I think that's an oxymoron. I'm disgusted whenever I see tattoos and body piercing. What really gets my goat is seeing it glorified by athletes and movie stars. This stuff is ugly and permanent. If you want to adorn your body, might I suggest a few shirts from Ralph Lauren (RL) or some jewelry from Blue Nile (NILE)? Those are far more attractive options than tattoos and body piercing.

  1. Bad Starbucks (SBUX) jokes.

It seems that every two-bit stand-up wannabe comedian has some bad Starbucks joke. You know like: "Why is there a Starbucks on all four corners? So that people with Alzheimer's can find one." I don't want to hear another comedian say, "I will have a grande mocha latte capudrinko." That said, if you own Starbucks, this is great. Free advertising! So if I may suggest some new targets for comics' material in 2007, how about some McDonald's (MCD), Ruth's Chris Steak House (RUTH) or Taco Bell (a division of Yum!) jokes? Something like: I'll have a taco, hold the E. coli.

  1. OTC bulletin-board solicitations.

My email and fax machines are increasingly being stuffed with stupid OTC BB ideas. The emails manage to get through spam filters, and you can't have your address taken off the distribution list. Cagey mongrels, these folks. Maybe some smart software vendor can find a solution to that problem.

Where is the SEC when we need them? How many people are losing hard-earned money by falling for the OTC BB rags-to-riches pitch? I bet many more than are being hurt by hedge funds. Instead of raising the minimum net-worth level for investment in hedge funds, how about if the SEC raises the minimum net-worth requirement for investing in OTC BB stocks? That would send those purveyors of dreck right back to the caves from which they came.

  1. OPEC.

This group of nations cheats on one another more often than Tony Soprano cheats on his wife, Carmela. OPEC lies with the same alacrity as Tommy Flanagan back when SNL was quality entertainment. (See No. 1.) Yeah, that's the ticket.

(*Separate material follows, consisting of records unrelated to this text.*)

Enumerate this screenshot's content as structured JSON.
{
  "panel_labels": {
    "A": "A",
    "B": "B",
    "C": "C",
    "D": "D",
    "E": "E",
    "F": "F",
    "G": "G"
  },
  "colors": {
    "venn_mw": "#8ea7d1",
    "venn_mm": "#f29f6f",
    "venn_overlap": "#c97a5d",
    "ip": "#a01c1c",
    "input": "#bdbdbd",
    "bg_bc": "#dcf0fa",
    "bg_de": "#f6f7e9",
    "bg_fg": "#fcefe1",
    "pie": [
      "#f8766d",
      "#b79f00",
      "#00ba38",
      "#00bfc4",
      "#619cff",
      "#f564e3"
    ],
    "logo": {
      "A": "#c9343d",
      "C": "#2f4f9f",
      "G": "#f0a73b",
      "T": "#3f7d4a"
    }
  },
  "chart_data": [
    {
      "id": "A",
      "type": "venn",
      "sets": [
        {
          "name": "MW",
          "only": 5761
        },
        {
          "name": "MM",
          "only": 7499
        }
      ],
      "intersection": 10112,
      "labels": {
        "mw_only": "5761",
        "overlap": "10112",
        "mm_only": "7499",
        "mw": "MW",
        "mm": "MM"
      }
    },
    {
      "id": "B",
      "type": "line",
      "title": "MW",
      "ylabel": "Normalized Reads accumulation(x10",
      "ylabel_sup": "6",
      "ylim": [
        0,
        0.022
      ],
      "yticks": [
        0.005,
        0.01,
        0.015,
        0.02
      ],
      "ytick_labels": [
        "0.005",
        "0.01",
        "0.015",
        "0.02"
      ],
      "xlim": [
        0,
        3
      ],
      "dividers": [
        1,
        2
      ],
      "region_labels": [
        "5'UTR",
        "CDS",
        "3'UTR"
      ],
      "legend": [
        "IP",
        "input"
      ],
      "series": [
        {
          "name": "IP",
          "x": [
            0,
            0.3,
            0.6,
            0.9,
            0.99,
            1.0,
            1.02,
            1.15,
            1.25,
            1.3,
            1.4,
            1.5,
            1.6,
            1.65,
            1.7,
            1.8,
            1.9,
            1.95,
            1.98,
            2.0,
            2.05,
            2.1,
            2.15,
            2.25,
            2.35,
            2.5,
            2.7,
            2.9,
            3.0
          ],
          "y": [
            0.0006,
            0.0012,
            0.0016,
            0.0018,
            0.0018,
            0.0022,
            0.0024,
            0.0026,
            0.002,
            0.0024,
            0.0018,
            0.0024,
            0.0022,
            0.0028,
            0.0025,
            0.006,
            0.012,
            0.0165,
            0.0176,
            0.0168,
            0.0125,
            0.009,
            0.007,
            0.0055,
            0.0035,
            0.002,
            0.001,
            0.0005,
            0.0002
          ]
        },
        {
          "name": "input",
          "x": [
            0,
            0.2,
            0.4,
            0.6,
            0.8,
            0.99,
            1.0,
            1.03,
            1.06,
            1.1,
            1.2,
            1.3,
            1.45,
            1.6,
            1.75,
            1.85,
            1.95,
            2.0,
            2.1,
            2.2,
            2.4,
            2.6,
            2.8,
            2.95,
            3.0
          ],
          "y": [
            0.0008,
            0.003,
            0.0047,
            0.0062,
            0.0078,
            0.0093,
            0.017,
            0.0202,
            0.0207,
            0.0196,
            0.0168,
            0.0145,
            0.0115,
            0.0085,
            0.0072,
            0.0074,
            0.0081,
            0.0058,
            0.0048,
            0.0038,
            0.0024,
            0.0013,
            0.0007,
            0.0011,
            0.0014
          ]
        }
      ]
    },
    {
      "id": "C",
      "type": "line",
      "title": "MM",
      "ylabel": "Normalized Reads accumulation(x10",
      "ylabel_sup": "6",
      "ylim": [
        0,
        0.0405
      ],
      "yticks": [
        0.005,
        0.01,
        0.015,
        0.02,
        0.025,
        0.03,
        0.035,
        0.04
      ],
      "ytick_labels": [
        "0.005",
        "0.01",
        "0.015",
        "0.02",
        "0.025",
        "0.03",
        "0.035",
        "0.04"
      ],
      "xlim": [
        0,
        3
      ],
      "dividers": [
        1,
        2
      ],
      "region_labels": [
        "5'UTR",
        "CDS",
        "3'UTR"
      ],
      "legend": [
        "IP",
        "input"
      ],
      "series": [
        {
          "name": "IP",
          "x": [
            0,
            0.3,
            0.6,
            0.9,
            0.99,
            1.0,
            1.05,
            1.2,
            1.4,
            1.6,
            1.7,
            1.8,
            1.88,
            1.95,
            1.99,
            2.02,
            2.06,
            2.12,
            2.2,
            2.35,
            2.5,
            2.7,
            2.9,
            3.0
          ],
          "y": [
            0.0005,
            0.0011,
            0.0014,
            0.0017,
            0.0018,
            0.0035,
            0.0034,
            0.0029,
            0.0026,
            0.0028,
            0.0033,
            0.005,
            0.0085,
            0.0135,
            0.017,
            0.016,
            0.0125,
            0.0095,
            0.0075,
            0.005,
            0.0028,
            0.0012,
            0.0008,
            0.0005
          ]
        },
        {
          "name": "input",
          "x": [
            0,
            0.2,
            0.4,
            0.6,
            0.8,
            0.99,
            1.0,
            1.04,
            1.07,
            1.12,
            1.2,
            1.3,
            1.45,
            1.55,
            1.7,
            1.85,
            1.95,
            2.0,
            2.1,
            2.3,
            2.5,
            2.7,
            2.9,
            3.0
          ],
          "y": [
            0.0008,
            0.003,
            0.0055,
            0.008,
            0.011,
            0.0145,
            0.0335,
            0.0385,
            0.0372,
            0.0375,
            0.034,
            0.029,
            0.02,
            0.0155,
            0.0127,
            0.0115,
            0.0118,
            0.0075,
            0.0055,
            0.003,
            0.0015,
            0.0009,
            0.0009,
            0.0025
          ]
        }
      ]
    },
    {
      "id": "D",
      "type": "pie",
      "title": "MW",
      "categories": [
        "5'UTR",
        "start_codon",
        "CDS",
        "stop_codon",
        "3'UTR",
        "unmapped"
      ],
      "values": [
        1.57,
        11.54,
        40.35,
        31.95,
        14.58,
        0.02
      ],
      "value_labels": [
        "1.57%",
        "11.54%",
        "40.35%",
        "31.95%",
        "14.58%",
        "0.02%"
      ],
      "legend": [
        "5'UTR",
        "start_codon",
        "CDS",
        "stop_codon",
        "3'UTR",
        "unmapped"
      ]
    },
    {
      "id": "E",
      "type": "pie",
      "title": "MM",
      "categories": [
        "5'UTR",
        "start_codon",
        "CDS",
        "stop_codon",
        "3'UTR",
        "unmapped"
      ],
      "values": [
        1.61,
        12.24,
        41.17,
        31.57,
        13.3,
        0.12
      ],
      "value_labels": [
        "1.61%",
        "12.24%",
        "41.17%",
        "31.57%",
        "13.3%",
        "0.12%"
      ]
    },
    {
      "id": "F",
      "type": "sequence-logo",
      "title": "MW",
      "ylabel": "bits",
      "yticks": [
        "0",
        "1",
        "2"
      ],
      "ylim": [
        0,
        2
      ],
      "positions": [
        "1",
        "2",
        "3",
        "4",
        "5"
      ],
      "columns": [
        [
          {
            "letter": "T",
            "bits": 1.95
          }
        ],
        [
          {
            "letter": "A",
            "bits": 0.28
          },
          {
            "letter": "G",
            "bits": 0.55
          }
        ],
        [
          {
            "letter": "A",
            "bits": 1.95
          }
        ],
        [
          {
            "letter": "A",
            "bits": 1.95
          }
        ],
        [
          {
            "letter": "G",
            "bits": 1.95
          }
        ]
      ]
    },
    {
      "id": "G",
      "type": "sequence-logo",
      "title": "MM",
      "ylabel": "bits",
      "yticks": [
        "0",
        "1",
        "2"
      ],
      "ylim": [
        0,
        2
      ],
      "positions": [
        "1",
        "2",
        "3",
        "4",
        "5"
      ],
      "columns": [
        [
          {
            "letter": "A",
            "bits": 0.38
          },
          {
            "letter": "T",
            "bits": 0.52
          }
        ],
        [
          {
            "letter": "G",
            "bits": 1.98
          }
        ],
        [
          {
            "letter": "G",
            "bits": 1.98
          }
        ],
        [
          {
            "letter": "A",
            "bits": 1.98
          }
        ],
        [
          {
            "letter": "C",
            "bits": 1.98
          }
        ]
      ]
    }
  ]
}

My best wishes for a happy and healthy holiday and New Year season to all of you and your families. Thank you for your personal notes and professional advice during the past year. I hope our Street Insight team has made this year a profitable and enlightening one for our subscribers. Last but not least, thanks to our tireless contributors and editors who work so hard every day to produce this fine product.


At the time of this Blog entry and the Street.com article, Scott Rothbort, his family and or clients of LakeView Asset Management, LLC were long shares of Apple Computer (AAPL), Google (GOOG), Sear’s Holdings (SHLD), Men’s Wearhouse (MW), Ralph Lauren (RL), McDonald's (MCD), Yum! Brands (YUM) and Ruth's Chris Steakhouse (RUTH) although positions can change at any time.

1 comment:

Eric Bergen said...

In 1996, authors Estrella and Mishkin released a famous Fed study that developed a probability table about how likely a recession would be 4 quarters later, given a particular level of the yield curve spread. Their study accurately predicted the stock market crash in 2001 when the yield curve was inverted one year earlier.

The last few months, the spread between the 3-month & 10-year bonds has been -0.40% indicating a ~40% chance of a recession.

2007 could be ugly! Every time a bearish set of economic data was released in late 2006, the stock market shrugged it off since it heightened expectations of a Fed rate cut in 2007 (which stimulates growth). On the other hand, when positive data was released, the market still rallied. Thus, the stock market was going to rally no matter what the news!!!

This year should be different due to (a dirty word for investors) STAGFLATION. Yesterday’s Fed minutes indicated the presence of this double whammy: slowing growth AND rising inflation. These 2 phenomena rarely work in opposition. What this means is that the economy is slowing, but the Fed is unlikely to cut rates as long as inflation is an issue. This is very bad for the stock market and, to a lesser extent, the bond market.